По дороге назад, когда прошли стоянку автомашин перед воротами в музей, Гордей Каллистратович снова вернулся к разговору о диссертации:

– А теперь скажу вам о самом главном, ради чего я пригласил вас для разговора о вашей работе. Слушайте и мотайте на ус.

– Не на что мотать, Гордей Каллистратович, не отрастил еще, – отшутился Яновский. – Все, что скажете, буду задерживать в извилинах серого вещества.

– Это, пожалуй, надежнее. Усы можно сбрить, а эти извилины уничтожает только старуха с косой.
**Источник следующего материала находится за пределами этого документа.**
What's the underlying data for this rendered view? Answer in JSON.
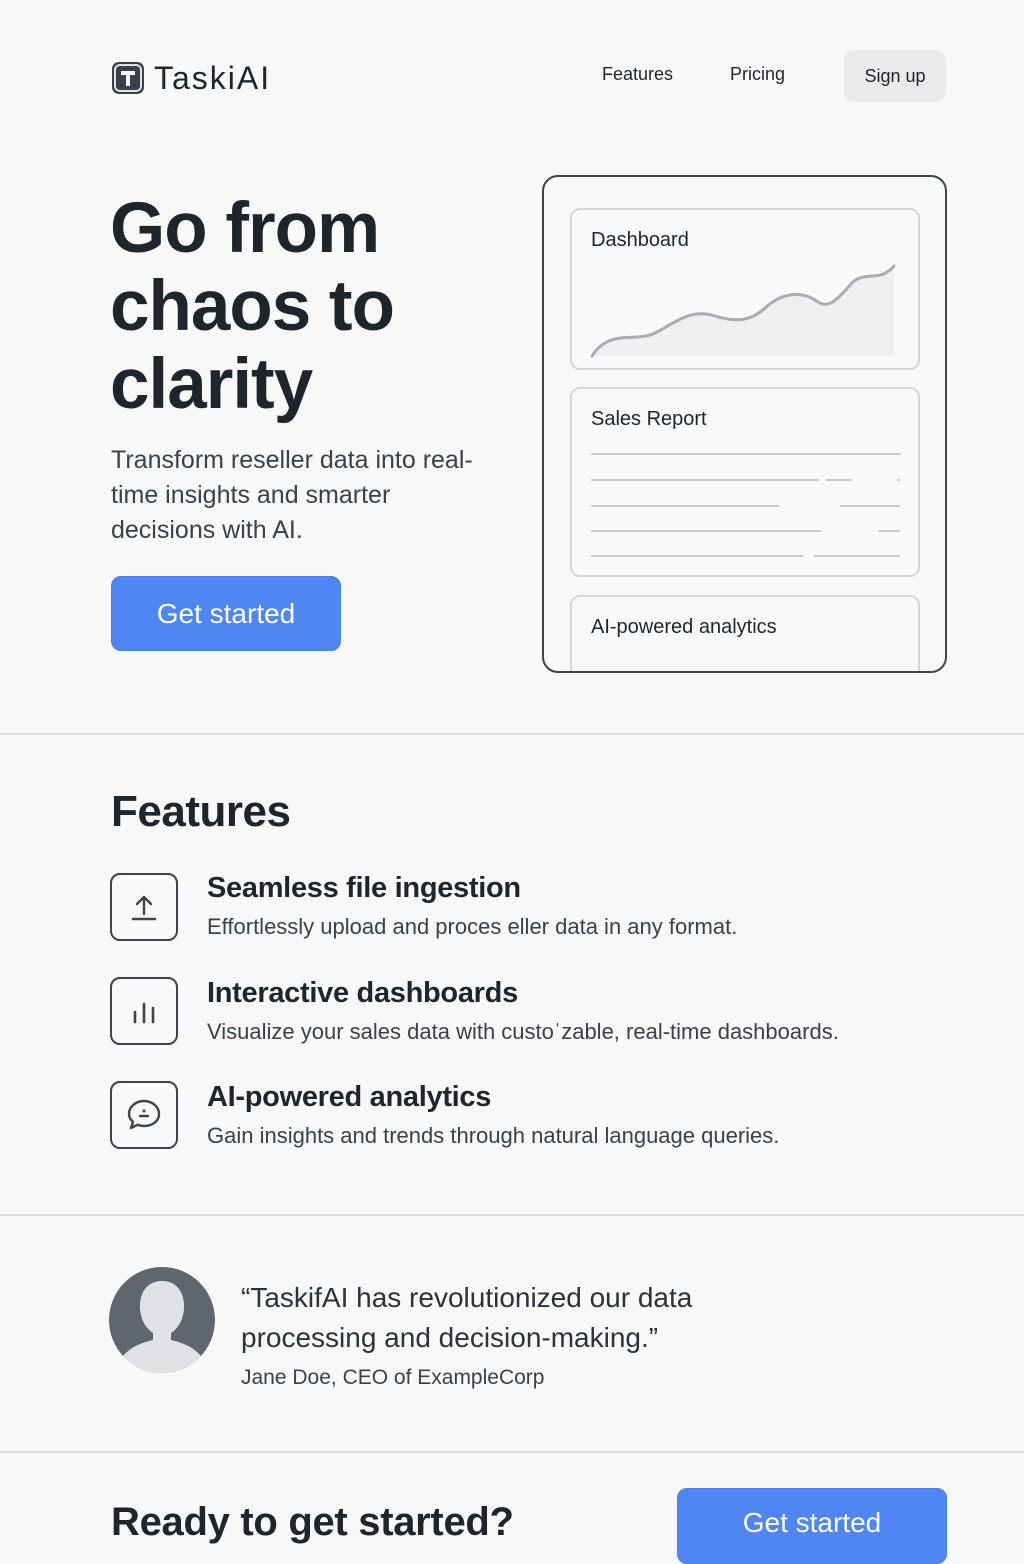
{
  "header": {
    "logo_letter": "T",
    "brand": "TaskiAI",
    "nav": {
      "features": "Features",
      "pricing": "Pricing",
      "signup": "Sign up"
    }
  },
  "hero": {
    "title": "Go from chaos to clarity",
    "subtitle": "Transform reseller data into real-time insights and smarter decisions with AI.",
    "cta": "Get started"
  },
  "mockup": {
    "dashboard_label": "Dashboard",
    "report_label": "Sales Report",
    "ai_label": "AI-powered analytics"
  },
  "features": {
    "title": "Features",
    "items": [
      {
        "icon": "upload-icon",
        "title": "Seamless file ingestion",
        "description": "Effortlessly upload and proces eller data in any format."
      },
      {
        "icon": "bar-chart-icon",
        "title": "Interactive dashboards",
        "description": "Visualize your sales data with custoˈzable, real-time dashboards."
      },
      {
        "icon": "chat-bubble-icon",
        "title": "AI-powered analytics",
        "description": "Gain insights and trends through natural language queries."
      }
    ]
  },
  "testimonial": {
    "quote": "“TaskifAI has revolutionized our data processing and decision-making.”",
    "author": "Jane Doe, CEO of ExampleCorp"
  },
  "cta": {
    "title": "Ready to get started?",
    "button": "Get started"
  },
  "colors": {
    "accent": "#4f86f3",
    "text": "#1e252d",
    "background": "#f8f8f9"
  }
}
Так вот, молодой человек, все ваши конкретные примеры, иллюстрирующие ваш тезис о том, что дурное воспитание там, где в семье пьянство, воровство, разврат, измены, матерщина… – все это дурно влияет на психику ребенка, калечит характер подростка, ожесточает его, учит дурным примерам, толкает к вину, кражам, обману… Когда я читал про этот нравственный мрак в судьбах несовершеннолетних, то мне становилось и горько, и больно: и все это в эпоху развитого социализма, когда деды и бабки этих молодых людей родились при советской власти. – Профессор долго молчал и, словно ища чего-то взглядом, смотрел в сторону пруда, в котором во времена Аксакова водилось много рыбы, а сейчас пруд затянуло камышом и тиной. – Несколько драматических эпизодов в судьбе несовершеннолетних вы в своей диссертации обрываете шаблонной фразой, подобно, например, такой: «А дальше… Дальше Коля Иванов попал на скамью подсудимых и получил два года лишения свободы», или: «В настоящее время Ваня Петров находится под следствием за совершенное им преступление, о котором сказано выше…», или: «Володя Сидоров привлечен к уголовной ответственности за злостное хулиганство по статье двести шестой, часть вторая…» Итак, на протяжении почти всей диссертации вы даете более десяти мрачных эпизодов, и все они обрываются тем, что вы доводите своих несовершеннолетних горемык, которых рисуете как жертв семейных неблагополучий, до скамьи подсудимых, и больше ни слова о том, как складывается их дальнейшая судьба. Сами за ними следом в этот мрачный омуток неволи, который находится за колючей проволокой, нырнуть или не решаетесь, или просто боитесь.

– Что вы мне советуете? – спросил Яновский, уже догадываясь, чего от него хочет его научный руководитель.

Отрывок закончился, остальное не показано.